2 Haziran 2013 Pazar

ÜÇ YANI DENİZLERLE ÇEVRİLİ ADA DA DİRENÇ VE İLENÇ…

ÜÇ YANI DENİZLERLE ÇEVRİLİ ADA DA DİRENÇ VE İLENÇ…

Üç yanı denizlerle çevrili umut adasında iktidarsız güneşsiz, suslatan yıllardan sıyrılıp gelmiş üç beş gün yaşandı İstanbul’un Taksim’lenmiş meydanında. Yakarışlara esir yarınsızlığı, gelecek kaygısını urlu kafalar ölümsüzlüğe sırıyınca gazlı sulu bombalı yallah tazyikli ve halen süren-sürdürülen büyük yanlışa gebe oldu memleket.
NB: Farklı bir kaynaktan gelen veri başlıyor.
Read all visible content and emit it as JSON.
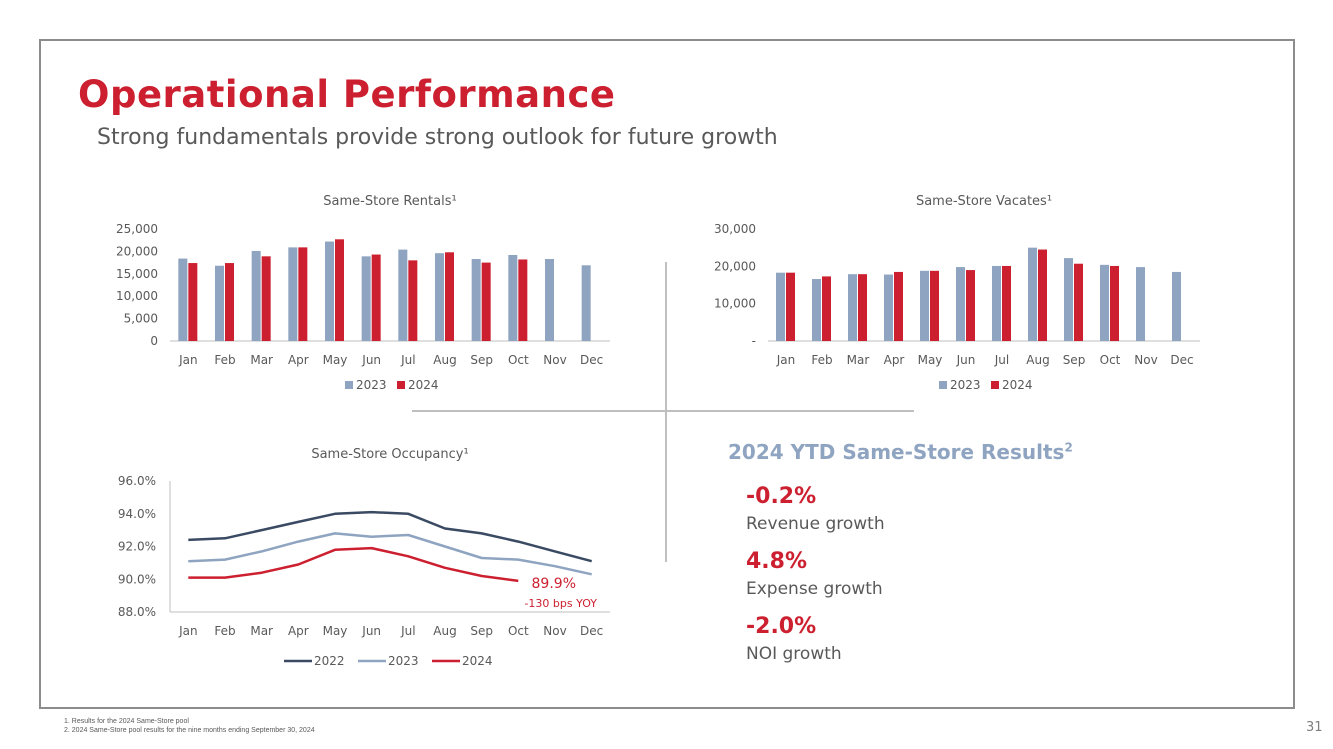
{
  "header": {
    "title": "Operational Performance",
    "subtitle": "Strong fundamentals provide strong outlook for future growth"
  },
  "colors": {
    "accent_red": "#cc1f2f",
    "series_2022": "#3b4a63",
    "series_2023": "#8ea4c0",
    "series_2024": "#cc1f2f",
    "text": "#595959"
  },
  "chart_data": [
    {
      "id": "rentals",
      "type": "bar",
      "title": "Same-Store Rentals¹",
      "categories": [
        "Jan",
        "Feb",
        "Mar",
        "Apr",
        "May",
        "Jun",
        "Jul",
        "Aug",
        "Sep",
        "Oct",
        "Nov",
        "Dec"
      ],
      "series": [
        {
          "name": "2023",
          "values": [
            18400,
            16800,
            20100,
            20900,
            22200,
            18900,
            20400,
            19600,
            18300,
            19200,
            18300,
            16900
          ]
        },
        {
          "name": "2024",
          "values": [
            17400,
            17400,
            18900,
            20900,
            22700,
            19300,
            18000,
            19800,
            17500,
            18200,
            null,
            null
          ]
        }
      ],
      "ylim": [
        0,
        25000
      ],
      "yticks": [
        0,
        5000,
        10000,
        15000,
        20000,
        25000
      ],
      "ytick_labels": [
        "0",
        "5,000",
        "10,000",
        "15,000",
        "20,000",
        "25,000"
      ],
      "legend": [
        "2023",
        "2024"
      ]
    },
    {
      "id": "vacates",
      "type": "bar",
      "title": "Same-Store Vacates¹",
      "categories": [
        "Jan",
        "Feb",
        "Mar",
        "Apr",
        "May",
        "Jun",
        "Jul",
        "Aug",
        "Sep",
        "Oct",
        "Nov",
        "Dec"
      ],
      "series": [
        {
          "name": "2023",
          "values": [
            18300,
            16600,
            17900,
            17800,
            18800,
            19800,
            20100,
            25000,
            22200,
            20400,
            19800,
            18500
          ]
        },
        {
          "name": "2024",
          "values": [
            18300,
            17300,
            17900,
            18500,
            18800,
            19000,
            20100,
            24500,
            20700,
            20100,
            null,
            null
          ]
        }
      ],
      "ylim": [
        0,
        30000
      ],
      "yticks": [
        0,
        10000,
        20000,
        30000
      ],
      "ytick_labels": [
        "-",
        "10,000",
        "20,000",
        "30,000"
      ],
      "legend": [
        "2023",
        "2024"
      ]
    },
    {
      "id": "occupancy",
      "type": "line",
      "title": "Same-Store Occupancy¹",
      "categories": [
        "Jan",
        "Feb",
        "Mar",
        "Apr",
        "May",
        "Jun",
        "Jul",
        "Aug",
        "Sep",
        "Oct",
        "Nov",
        "Dec"
      ],
      "series": [
        {
          "name": "2022",
          "values": [
            92.4,
            92.5,
            93.0,
            93.5,
            94.0,
            94.1,
            94.0,
            93.1,
            92.8,
            92.3,
            91.7,
            91.1
          ]
        },
        {
          "name": "2023",
          "values": [
            91.1,
            91.2,
            91.7,
            92.3,
            92.8,
            92.6,
            92.7,
            92.0,
            91.3,
            91.2,
            90.8,
            90.3
          ]
        },
        {
          "name": "2024",
          "values": [
            90.1,
            90.1,
            90.4,
            90.9,
            91.8,
            91.9,
            91.4,
            90.7,
            90.2,
            89.9,
            null,
            null
          ]
        }
      ],
      "ylim": [
        88.0,
        96.0
      ],
      "yticks": [
        88.0,
        90.0,
        92.0,
        94.0,
        96.0
      ],
      "ytick_labels": [
        "88.0%",
        "90.0%",
        "92.0%",
        "94.0%",
        "96.0%"
      ],
      "annotation": {
        "value": "89.9%",
        "note": "-130 bps YOY"
      },
      "legend": [
        "2022",
        "2023",
        "2024"
      ]
    }
  ],
  "results": {
    "title": "2024 YTD Same-Store Results",
    "title_sup": "2",
    "metrics": [
      {
        "value": "-0.2%",
        "label": "Revenue growth"
      },
      {
        "value": "4.8%",
        "label": "Expense growth"
      },
      {
        "value": "-2.0%",
        "label": "NOI growth"
      }
    ]
  },
  "footnotes": [
    "1.    Results for the 2024 Same-Store pool",
    "2.    2024 Same-Store pool results for the nine months ending September 30, 2024"
  ],
  "page_number": "31"
}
Her gün diğer gece isyanlarını doğurunca da sıtkımız sıyrıldı.

Rüzgarsız, sevgisiz, sevgilisiz tepelerde, gençliğe, gençliğin güzelliğine düşmanlık prim yapar sanılınca o eski şarkılar solgun dökük uğultulara karıştı ve ülkenin meydanları doldu taştı. Olacak iş değil denilen işler olunca, gezi parkındaki orantısız zeka taşkınlığı da F tipinde bir şeylere eklenince kısa sürede cılız kıvılcımlar yangın yerine çevirdi yurdu.  Ve işin başındakilere yurt ötesi kafa dağıtma seferleri kaçınılmaz oldu, hariçten mesajlar için.

Gözaltılar, gözyaşı ve kan kısırdöngüsünde tüm hariçten gazeller ve ara nağmeler de kurur...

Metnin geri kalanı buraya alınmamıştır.